There’s clear benefit to the people who will be reviewing those auditions. All the submissions should show up in a narrower volume range which has been clearly defined. It’s surprising how rarely that occurs.

A non-scientific sampling of audition Loudness

Sampling my own character auditions delivered with those guidelines, the RMS naturally drops a bit. A random sample finds many of those in the -24 to -28 dB RMS range. That is to be expected due to the extreme dynamic range found in those character auditions. Particularly if there is a lot of conversational or quiet lines, a couple of hollers won’t bring the RMS back up to the -20 dB range at which most of my commercial auditions seem to land.

With both the Commercial or the Character/Videogame auditions, I had not actually focused on the Loudness values. What’s interesting is that there was such RMS consistency as a byproduct of my approach. In both cases, the range is a compellingly narrow set of values.  More data would help. Perhaps we need a survey on how we’re delivering our audio.

Hmmmm….That sounds like a project for next week. 

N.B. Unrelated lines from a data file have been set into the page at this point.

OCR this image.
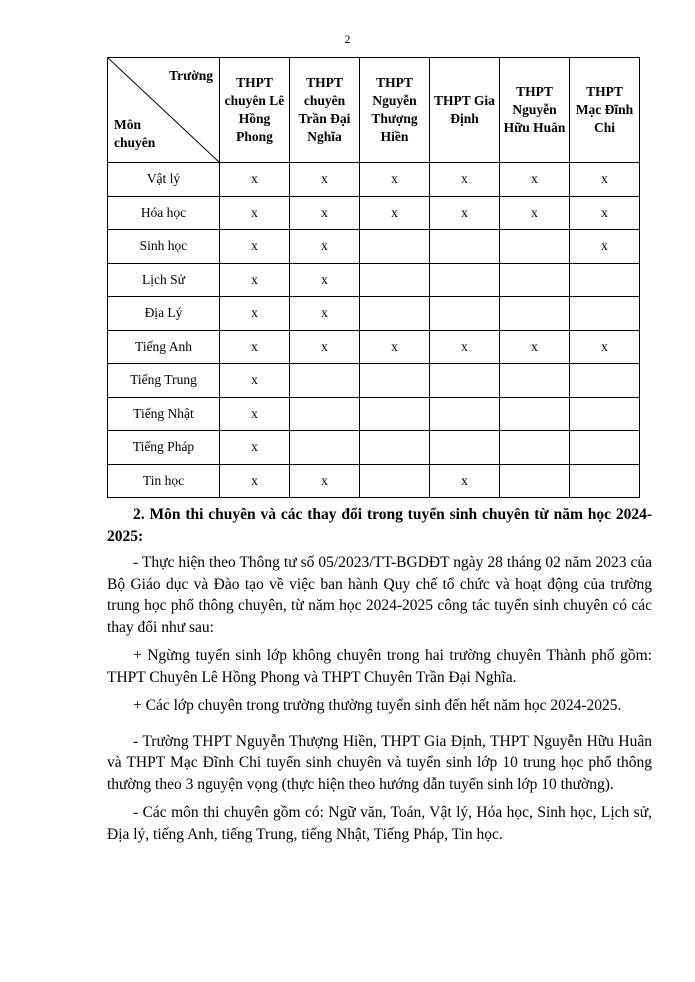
2
Trường
Môn chuyên	THPT chuyên Lê Hồng Phong	THPT chuyên Trần Đại Nghĩa	THPT Nguyễn Thượng Hiền	THPT Gia Định	THPT Nguyễn Hữu Huân	THPT Mạc Đĩnh Chi

Vật lý	x	x	x	x	x	x
Hóa học	x	x	x	x	x	x
Sinh học	x	x				x
Lịch Sử	x	x				
Địa Lý	x	x				
Tiếng Anh	x	x	x	x	x	x
Tiếng Trung	x					
Tiếng Nhật	x					
Tiếng Pháp	x					
Tin học	x	x		x		

2. Môn thi chuyên và các thay đổi trong tuyển sinh chuyên từ năm học 2024-2025:

- Thực hiện theo Thông tư số 05/2023/TT-BGDĐT ngày 28 tháng 02 năm 2023 của Bộ Giáo dục và Đào tạo về việc ban hành Quy chế tổ chức và hoạt động của trường trung học phổ thông chuyên, từ năm học 2024-2025 công tác tuyển sinh chuyên có các thay đổi như sau:

+ Ngừng tuyển sinh lớp không chuyên trong hai trường chuyên Thành phố gồm: THPT Chuyên Lê Hồng Phong và THPT Chuyên Trần Đại Nghĩa.

+ Các lớp chuyên trong trường thường tuyển sinh đến hết năm học 2024-2025.

- Trường THPT Nguyễn Thượng Hiền, THPT Gia Định, THPT Nguyễn Hữu Huân và THPT Mạc Đĩnh Chi tuyển sinh chuyên và tuyển sinh lớp 10 trung học phổ thông thường theo 3 nguyện vọng (thực hiện theo hướng dẫn tuyển sinh lớp 10 thường).

- Các môn thi chuyên gồm có: Ngữ văn, Toán, Vật lý, Hóa học, Sinh học, Lịch sử, Địa lý, tiếng Anh, tiếng Trung, tiếng Nhật, Tiếng Pháp, Tin học.
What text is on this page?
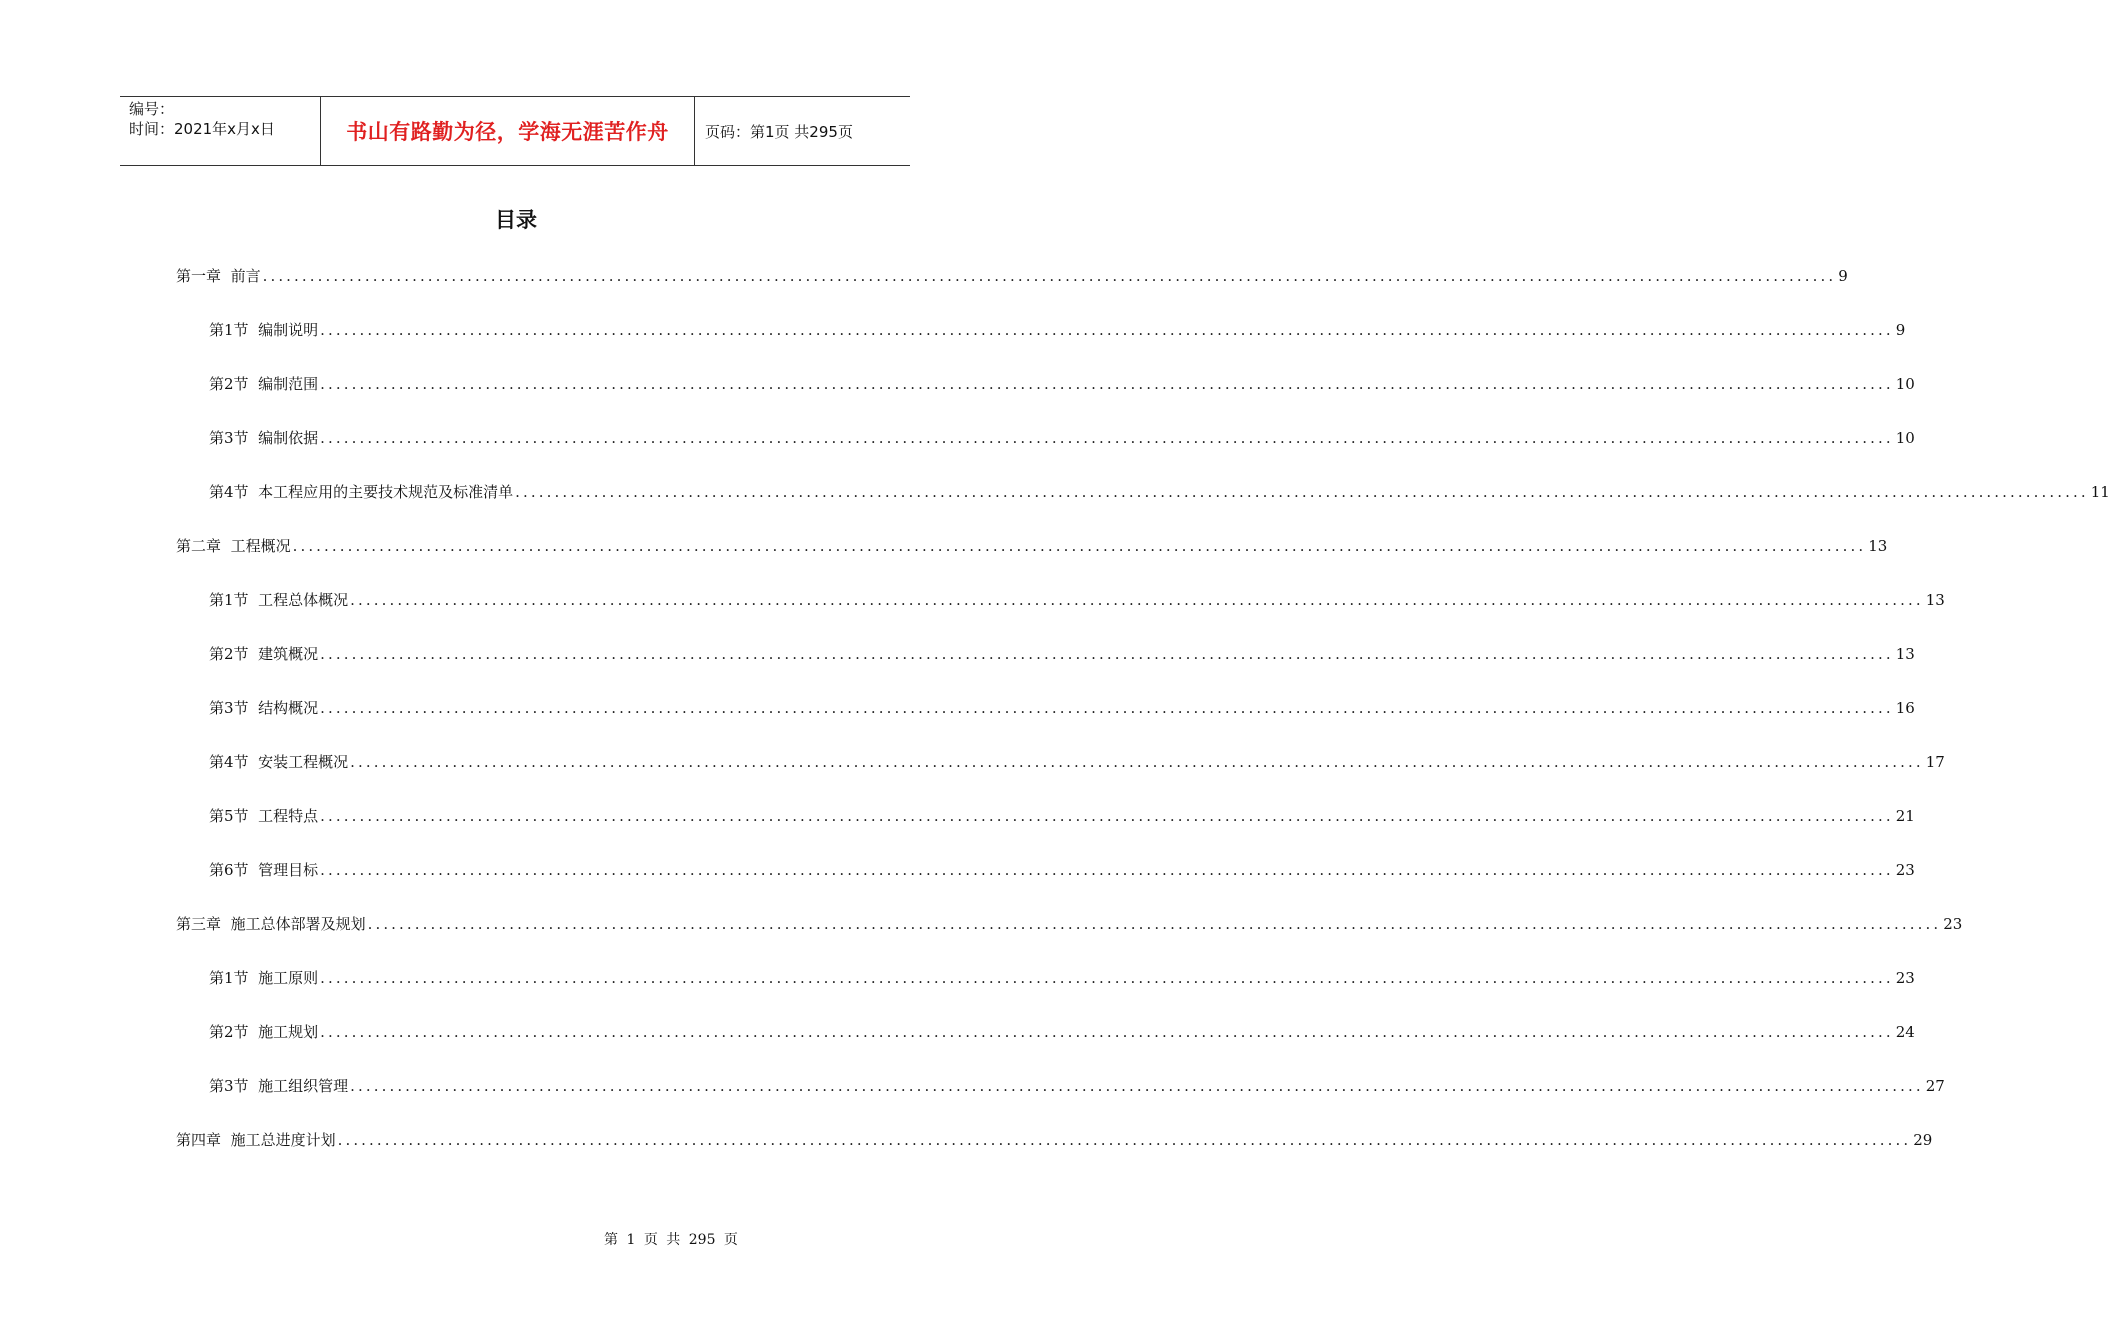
编号：
时间：2021年x月x日	书山有路勤为径，学海无涯苦作舟	页码：第1页 共295页
目录
第一章
前言 ........................................................................................................................................................................................................ 9
第1节
编制说明 ........................................................................................................................................................................................................ 9
第2节
编制范围 ........................................................................................................................................................................................................ 10
第3节
编制依据 ........................................................................................................................................................................................................ 10
第4节
本工程应用的主要技术规范及标准清单 ........................................................................................................................................................................................................ 11
第二章
工程概况 ........................................................................................................................................................................................................ 13
第1节
工程总体概况 ........................................................................................................................................................................................................ 13
第2节
建筑概况 ........................................................................................................................................................................................................ 13
第3节
结构概况 ........................................................................................................................................................................................................ 16
第4节
安装工程概况 ........................................................................................................................................................................................................ 17
第5节
工程特点 ........................................................................................................................................................................................................ 21
第6节
管理目标 ........................................................................................................................................................................................................ 23
第三章
施工总体部署及规划 ........................................................................................................................................................................................................ 23
第1节
施工原则 ........................................................................................................................................................................................................ 23
第2节
施工规划 ........................................................................................................................................................................................................ 24
第3节
施工组织管理 ........................................................................................................................................................................................................ 27
第四章
施工总进度计划 ........................................................................................................................................................................................................ 29
第 1 页 共 295 页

How to measure Loudness in your audio files

I had a couple questions about just how to determine Loudness. For those of you using Twisted Wave, that’s one of the statistics generated when using the “ANALYZE” function under the file menu. Adobe Audition provides Amplitude Statistics, which may be turned on under your Window menu, Izotope RX has a “Waveform Statistics” tool available, and Ocenaudio provides a Statistics tool under the Analyze menu. If you have the ACX Check tool in Audacity, that will also provide RMS.

If your recording software doesn’t easily provide that information, you could use the ACX Audiolab tool, though you do need to have an ACX profile to access that page.